Verdú Ma,b,∗, Trias Ia,b,c, Román Rb, Rodón Nb, Pubill Ca, Calvo Md, Garcia-Pelaez Bb, Diaz Ob, Puig Xa,b,c
a Histopat Laboratoris, Barcelona, Spain, b BIOPAT Biopatologia Molecular, Grup Assistencia, Barcelona, Spain, c Hospital de Barcelona, SCIAS, Grup Assistencia, Barcelona, Spain, d Universitat de Barcelona (UB), Departament d’Estadística, Barcelona, Spain
The study of epidermal growth factor receptor mutations has become essential for the treatment of lung cancer. The aim of this study was to find a correlation between morphological changes and EGFR mutational status using both immunohistochemistry and molecular techniques. We also analyzed the cross-reaction of the L858R mutation-specific monoclonal antibody in cases with HER2 amplification described previously in breast and gastric cancer.
A series of 100 primary lung adenocarcinomas were examined. Exon 19 E746 A750del and exon 21 L858R mutations were studied using immunohistochemistry with two specific monoclonal antibodies. Gene mutational status was determined using real-time PCR or Sanger sequencing followed by real-time PCR when negative.

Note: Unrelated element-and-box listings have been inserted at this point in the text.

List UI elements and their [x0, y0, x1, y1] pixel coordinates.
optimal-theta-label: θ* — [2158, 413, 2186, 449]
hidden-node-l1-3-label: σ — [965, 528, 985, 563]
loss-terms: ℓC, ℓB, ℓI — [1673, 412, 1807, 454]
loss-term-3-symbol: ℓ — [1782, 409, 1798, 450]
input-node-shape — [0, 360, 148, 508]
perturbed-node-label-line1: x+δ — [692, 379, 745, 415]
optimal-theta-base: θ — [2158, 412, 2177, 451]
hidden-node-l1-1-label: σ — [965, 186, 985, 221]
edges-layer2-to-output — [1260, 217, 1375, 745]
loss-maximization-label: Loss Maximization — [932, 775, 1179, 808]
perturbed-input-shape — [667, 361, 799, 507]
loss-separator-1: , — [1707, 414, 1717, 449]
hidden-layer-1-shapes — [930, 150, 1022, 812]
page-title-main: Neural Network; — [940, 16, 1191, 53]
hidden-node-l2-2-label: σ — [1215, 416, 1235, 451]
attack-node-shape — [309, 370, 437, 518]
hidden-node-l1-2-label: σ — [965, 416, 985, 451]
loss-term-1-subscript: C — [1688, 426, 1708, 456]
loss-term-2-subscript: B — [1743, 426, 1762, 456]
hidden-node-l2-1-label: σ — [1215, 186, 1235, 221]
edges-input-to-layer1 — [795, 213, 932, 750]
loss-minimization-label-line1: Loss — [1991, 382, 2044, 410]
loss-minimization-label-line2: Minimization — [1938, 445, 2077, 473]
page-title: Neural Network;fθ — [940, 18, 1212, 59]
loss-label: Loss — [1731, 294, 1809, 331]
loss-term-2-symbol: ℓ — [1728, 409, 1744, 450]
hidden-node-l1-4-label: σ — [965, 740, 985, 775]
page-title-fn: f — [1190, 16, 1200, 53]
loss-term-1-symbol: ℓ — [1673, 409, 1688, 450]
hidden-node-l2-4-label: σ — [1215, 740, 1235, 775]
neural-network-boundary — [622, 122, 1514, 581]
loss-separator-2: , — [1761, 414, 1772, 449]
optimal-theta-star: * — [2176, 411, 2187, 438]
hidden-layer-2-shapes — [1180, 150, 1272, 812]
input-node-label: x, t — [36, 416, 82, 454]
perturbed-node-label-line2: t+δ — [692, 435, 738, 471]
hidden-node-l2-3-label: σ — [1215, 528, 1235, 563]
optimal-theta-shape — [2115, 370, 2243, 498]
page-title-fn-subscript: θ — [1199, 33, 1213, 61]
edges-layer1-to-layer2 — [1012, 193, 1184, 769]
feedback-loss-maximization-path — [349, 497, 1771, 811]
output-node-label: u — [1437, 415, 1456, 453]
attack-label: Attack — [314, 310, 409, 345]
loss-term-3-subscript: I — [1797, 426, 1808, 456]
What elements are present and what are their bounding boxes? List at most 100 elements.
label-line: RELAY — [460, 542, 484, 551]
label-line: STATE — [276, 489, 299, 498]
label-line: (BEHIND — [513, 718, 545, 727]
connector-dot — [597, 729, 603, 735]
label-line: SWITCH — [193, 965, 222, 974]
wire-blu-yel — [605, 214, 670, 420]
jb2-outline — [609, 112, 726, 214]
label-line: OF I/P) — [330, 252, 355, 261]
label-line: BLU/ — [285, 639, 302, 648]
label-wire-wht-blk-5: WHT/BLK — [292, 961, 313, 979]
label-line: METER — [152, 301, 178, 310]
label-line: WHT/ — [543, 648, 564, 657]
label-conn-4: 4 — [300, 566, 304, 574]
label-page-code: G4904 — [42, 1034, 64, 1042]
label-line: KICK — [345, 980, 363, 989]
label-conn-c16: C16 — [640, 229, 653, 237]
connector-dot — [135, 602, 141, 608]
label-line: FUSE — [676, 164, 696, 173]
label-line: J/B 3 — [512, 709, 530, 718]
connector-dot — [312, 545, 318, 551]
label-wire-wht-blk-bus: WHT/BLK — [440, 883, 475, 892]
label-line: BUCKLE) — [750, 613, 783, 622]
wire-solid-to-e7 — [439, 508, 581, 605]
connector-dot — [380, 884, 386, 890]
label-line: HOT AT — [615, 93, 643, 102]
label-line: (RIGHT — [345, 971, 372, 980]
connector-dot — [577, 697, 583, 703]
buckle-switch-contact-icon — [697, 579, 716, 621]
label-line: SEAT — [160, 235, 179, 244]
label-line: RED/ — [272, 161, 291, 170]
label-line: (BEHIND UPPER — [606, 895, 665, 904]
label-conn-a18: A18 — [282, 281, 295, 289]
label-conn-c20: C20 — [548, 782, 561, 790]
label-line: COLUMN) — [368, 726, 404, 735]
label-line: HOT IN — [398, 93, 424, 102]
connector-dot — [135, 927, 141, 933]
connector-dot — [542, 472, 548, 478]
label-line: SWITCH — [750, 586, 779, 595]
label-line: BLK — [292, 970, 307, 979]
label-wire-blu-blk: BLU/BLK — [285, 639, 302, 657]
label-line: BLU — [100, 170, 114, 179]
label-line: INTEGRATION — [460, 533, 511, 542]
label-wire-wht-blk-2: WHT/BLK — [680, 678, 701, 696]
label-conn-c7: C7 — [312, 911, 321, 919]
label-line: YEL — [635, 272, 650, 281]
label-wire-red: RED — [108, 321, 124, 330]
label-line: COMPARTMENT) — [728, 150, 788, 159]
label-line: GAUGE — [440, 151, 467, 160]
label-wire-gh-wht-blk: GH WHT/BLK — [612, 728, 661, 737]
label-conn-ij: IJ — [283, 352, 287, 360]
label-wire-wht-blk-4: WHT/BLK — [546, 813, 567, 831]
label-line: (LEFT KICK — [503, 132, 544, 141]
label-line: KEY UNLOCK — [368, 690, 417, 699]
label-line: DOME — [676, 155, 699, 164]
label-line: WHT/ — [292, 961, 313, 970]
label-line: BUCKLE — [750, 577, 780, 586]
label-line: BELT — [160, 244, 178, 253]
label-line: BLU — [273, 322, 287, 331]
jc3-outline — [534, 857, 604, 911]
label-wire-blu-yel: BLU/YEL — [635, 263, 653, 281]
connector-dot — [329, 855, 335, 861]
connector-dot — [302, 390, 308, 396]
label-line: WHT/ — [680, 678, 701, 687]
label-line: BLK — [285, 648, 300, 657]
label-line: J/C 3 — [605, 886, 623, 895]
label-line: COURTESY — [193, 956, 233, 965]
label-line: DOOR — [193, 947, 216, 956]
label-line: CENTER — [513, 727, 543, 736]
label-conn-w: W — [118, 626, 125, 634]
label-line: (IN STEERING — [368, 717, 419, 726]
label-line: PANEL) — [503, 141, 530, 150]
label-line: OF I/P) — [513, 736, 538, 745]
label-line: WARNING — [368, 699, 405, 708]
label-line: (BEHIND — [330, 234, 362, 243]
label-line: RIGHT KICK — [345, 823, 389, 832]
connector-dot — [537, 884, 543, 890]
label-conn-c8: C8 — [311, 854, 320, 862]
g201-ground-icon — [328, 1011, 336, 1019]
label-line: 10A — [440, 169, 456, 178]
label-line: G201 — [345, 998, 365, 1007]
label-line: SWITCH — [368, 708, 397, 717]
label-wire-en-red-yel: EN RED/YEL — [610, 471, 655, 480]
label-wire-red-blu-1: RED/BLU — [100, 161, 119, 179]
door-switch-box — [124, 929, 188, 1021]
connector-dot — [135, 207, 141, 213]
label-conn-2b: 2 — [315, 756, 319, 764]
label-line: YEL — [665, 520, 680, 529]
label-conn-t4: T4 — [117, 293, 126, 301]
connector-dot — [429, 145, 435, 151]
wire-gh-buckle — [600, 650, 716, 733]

EGFR mutations were detected in 22 cases (22%) by molecular techniques, being significantly more frequent in women, low grade carcinoma and lepidic subtype, (p-value <0.05 in all cases).
In addition, in our series presence of tumoral necrosis correlated with absence of mutations.
The anti-E746 A750del antibody achieved a 100% positive predictive value and a negative predictive value of 97.7% which could restrict the use of molecular techniques to the 7% of cases with an equivocal result. The antibody for L858R mutation showed inconsistent results compared to molecular techniques, giving false positive result in two adenocarcinomas with HER2 amplification. However, its negative predictive value was very high (98.9%).
The use of real-time PCR identifies mutations not detected by the other two techniques.
These new antibodies could be useful as a screening tool prior to EGFR molecular techniques.